Experience is the feeling of gratitude itself.  The depth or intensity of feeling relates to whatever it is that one has received as well as ones personal cosmology or circumstance.  This experience is highly individual in the sense that one person receiving a dollar, who has no money, may experience gratitude more intensely than another who is financially flush.  It follows then that the experience of gratitude is not only based on whatever is received, but also depends on your ability to receive it.  Therefore, gratitude and the experience of it can be cultivated to higher and higher levels.

The experience of gratitude was studied in depth recently by Robert A. Emmons (University of California, Davis) and Michael E. McCullough (University of Miami).  What they found was that the experience of gratitude had a number of positive effects.  Examples of which included, better physical health, better interpersonal relationships, better goal achievement, and more harmonious family environments.1 “Gratitude triggers oxytocin, a bonding hormone, said Rollin McCraty of the Institute of HeartMath in California. As a result, the nervous system relaxes. McCraty said gratitude also is associated with more harmonious electric activity around the heart and brain, allowing more effective operation.”2 Clearly the benefits of gratitude go beyond the mental and spiritual, and can effect physical characteristics of the body.

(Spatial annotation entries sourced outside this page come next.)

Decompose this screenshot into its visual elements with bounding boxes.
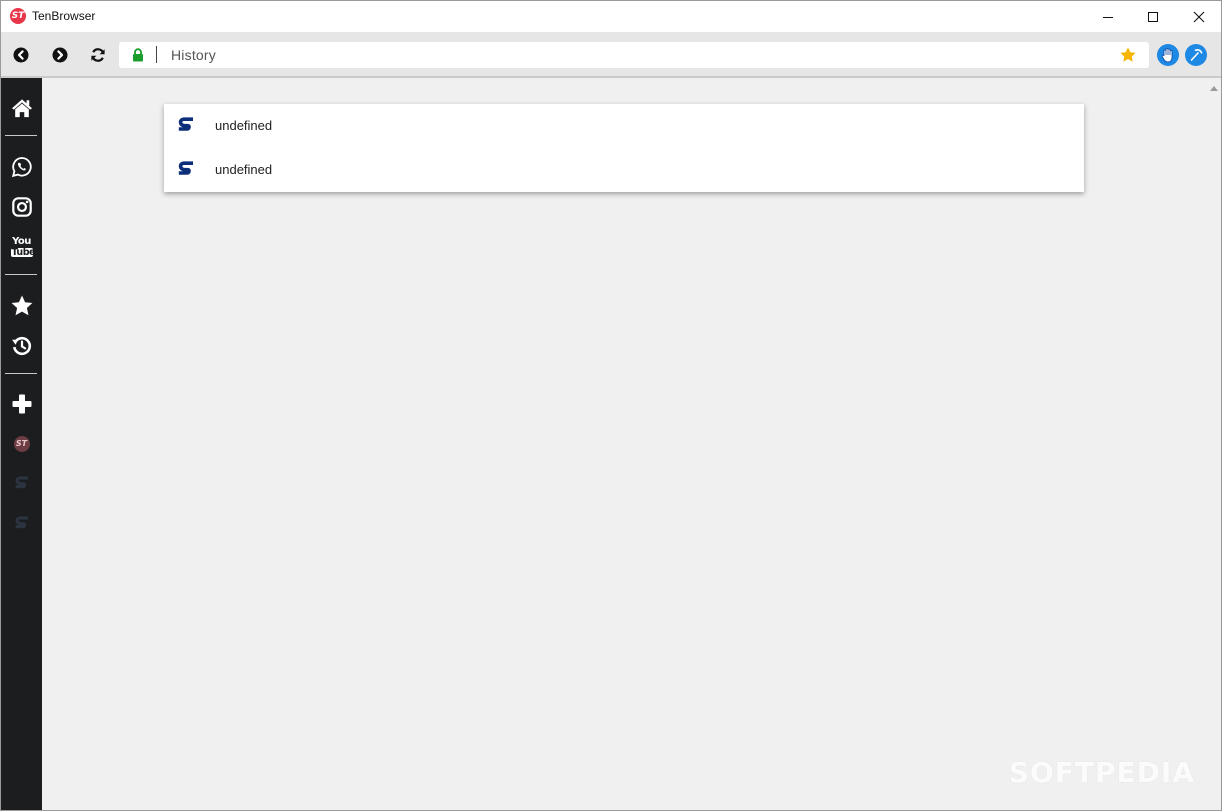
history-entry-title: undefined bbox=[215, 162, 273, 177]
sidebar-item-instagram[interactable] bbox=[1, 190, 42, 224]
sidebar-divider bbox=[5, 373, 37, 374]
history-entry[interactable]: undefined bbox=[164, 148, 1084, 192]
hand-icon bbox=[1161, 48, 1173, 63]
toolbar: History bbox=[1, 32, 1221, 78]
history-entry[interactable]: undefined bbox=[164, 104, 1084, 148]
sidebar-item-add[interactable] bbox=[1, 387, 42, 421]
bookmark-star-icon[interactable] bbox=[1119, 46, 1137, 64]
extension-pickaxe-button[interactable] bbox=[1185, 44, 1207, 66]
sidebar-divider bbox=[5, 135, 37, 136]
sidebar-item-shortcut-2[interactable] bbox=[1, 507, 42, 541]
history-page: undefined undefined SOFTPEDIA bbox=[42, 80, 1221, 810]
window-title: TenBrowser bbox=[32, 9, 96, 23]
close-icon bbox=[1193, 11, 1205, 22]
close-button[interactable] bbox=[1176, 1, 1221, 32]
title-bar: ST TenBrowser bbox=[1, 1, 1221, 32]
s-logo-icon bbox=[178, 117, 193, 131]
lock-icon bbox=[133, 48, 143, 62]
tenbrowser-icon: ST bbox=[13, 436, 30, 452]
minimize-button[interactable] bbox=[1085, 1, 1131, 32]
back-arrow-icon bbox=[13, 47, 29, 63]
back-button[interactable] bbox=[10, 44, 32, 66]
address-bar[interactable]: History bbox=[119, 42, 1149, 68]
sidebar-item-history[interactable] bbox=[1, 329, 42, 363]
s-logo-icon bbox=[178, 161, 193, 175]
reload-icon bbox=[91, 48, 105, 62]
s-shortcut-icon bbox=[15, 516, 28, 529]
minimize-icon bbox=[1103, 16, 1113, 18]
reload-button[interactable] bbox=[87, 44, 109, 66]
tenbrowser-logo-icon: ST bbox=[10, 8, 26, 24]
forward-arrow-icon bbox=[52, 47, 68, 63]
maximize-button[interactable] bbox=[1130, 1, 1176, 32]
browser-window: ST TenBrowser History You Tube ST undefi… bbox=[0, 0, 1222, 811]
sidebar-divider bbox=[5, 274, 37, 275]
sidebar-item-home[interactable] bbox=[1, 91, 42, 125]
plus-icon bbox=[12, 394, 31, 414]
home-icon bbox=[11, 99, 32, 118]
whatsapp-icon bbox=[11, 157, 32, 178]
history-list: undefined undefined bbox=[164, 104, 1084, 192]
sidebar-item-shortcut-1[interactable] bbox=[1, 467, 42, 501]
s-shortcut-icon bbox=[15, 476, 28, 489]
instagram-icon bbox=[11, 197, 32, 217]
sidebar-item-youtube[interactable]: You Tube bbox=[1, 230, 42, 264]
history-entry-title: undefined bbox=[215, 118, 273, 133]
sidebar: You Tube ST bbox=[1, 78, 42, 810]
softpedia-watermark: SOFTPEDIA bbox=[1008, 756, 1195, 789]
forward-button[interactable] bbox=[49, 44, 71, 66]
sidebar-item-whatsapp[interactable] bbox=[1, 150, 42, 184]
address-input[interactable]: History bbox=[171, 47, 216, 63]
history-icon bbox=[11, 336, 31, 356]
maximize-icon bbox=[1148, 11, 1158, 22]
address-separator bbox=[156, 46, 157, 63]
sidebar-item-tenbrowser[interactable]: ST bbox=[1, 427, 42, 461]
extension-hand-button[interactable] bbox=[1157, 44, 1179, 66]
sidebar-item-bookmarks[interactable] bbox=[1, 289, 42, 323]
scroll-up-icon[interactable] bbox=[1210, 86, 1218, 91]
youtube-icon: You Tube bbox=[10, 235, 35, 258]
star-icon bbox=[11, 295, 32, 316]
pickaxe-icon bbox=[1190, 48, 1203, 61]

Action is what then results from the experience of gratitude.  I believe that the more we act on feelings of gratitude the more we deepen our experience of it.  Sometimes all it takes is a kind word of thanks, sometimes something more memorable that lets the giver know exactly how much their gesture meant to you.  Either way the act that results because of gratitude enhances the feeling for all involved.  Acting out of a sense of indebtedness, however, is very different than acting out of pure gratitude.  The former is based in fear, the latter in love or goodwill.  In all things cultivate gratitude in action, not indebtedness in action.  In a pagan context I believe that a genuine feeling of gratitude when it accompanies an offering (bread, chocolate, mead etc.) heightens it’s meaning and power not only for yourself but the gods and spirits that are being offered to.  In fact, without gratitude, offerings are theater.

Gratitude is becoming extremely important.  When each of us cultivates a real sense of gratitude to the gods and goddesses (or the Divine in general for all of you non-polytheists out there), the land we live on, and each other, we enable the continued survival of life.  I am reminded of a Hopi story of the First World.  When the people asked the Creator if he had any instructions to them he said (and I am paraphrasing from memory here), “No, only that you are grateful for what has been made for you”.  Just like Cicero’s quote above, I do feel that gratitude is where all virtue finds it’s source, and is the safety net for all others when they may fail.  When Cormac Mac Art (may he return to us someday) speaks of praise instead of reproach, it is a profound teaching.  It reminds us that we can get more out of each other and the world when we concentrate on giving praise and appreciation where it is due, and by so doing, give birth to gratitude.

1. Lynch, Tim. “Highlights from the Research Project on Gratitude and Thankfulness”.
2. Sonja Haller (2008, November 24). Gratitude can help your health, marriage and more. The Arizona Republic.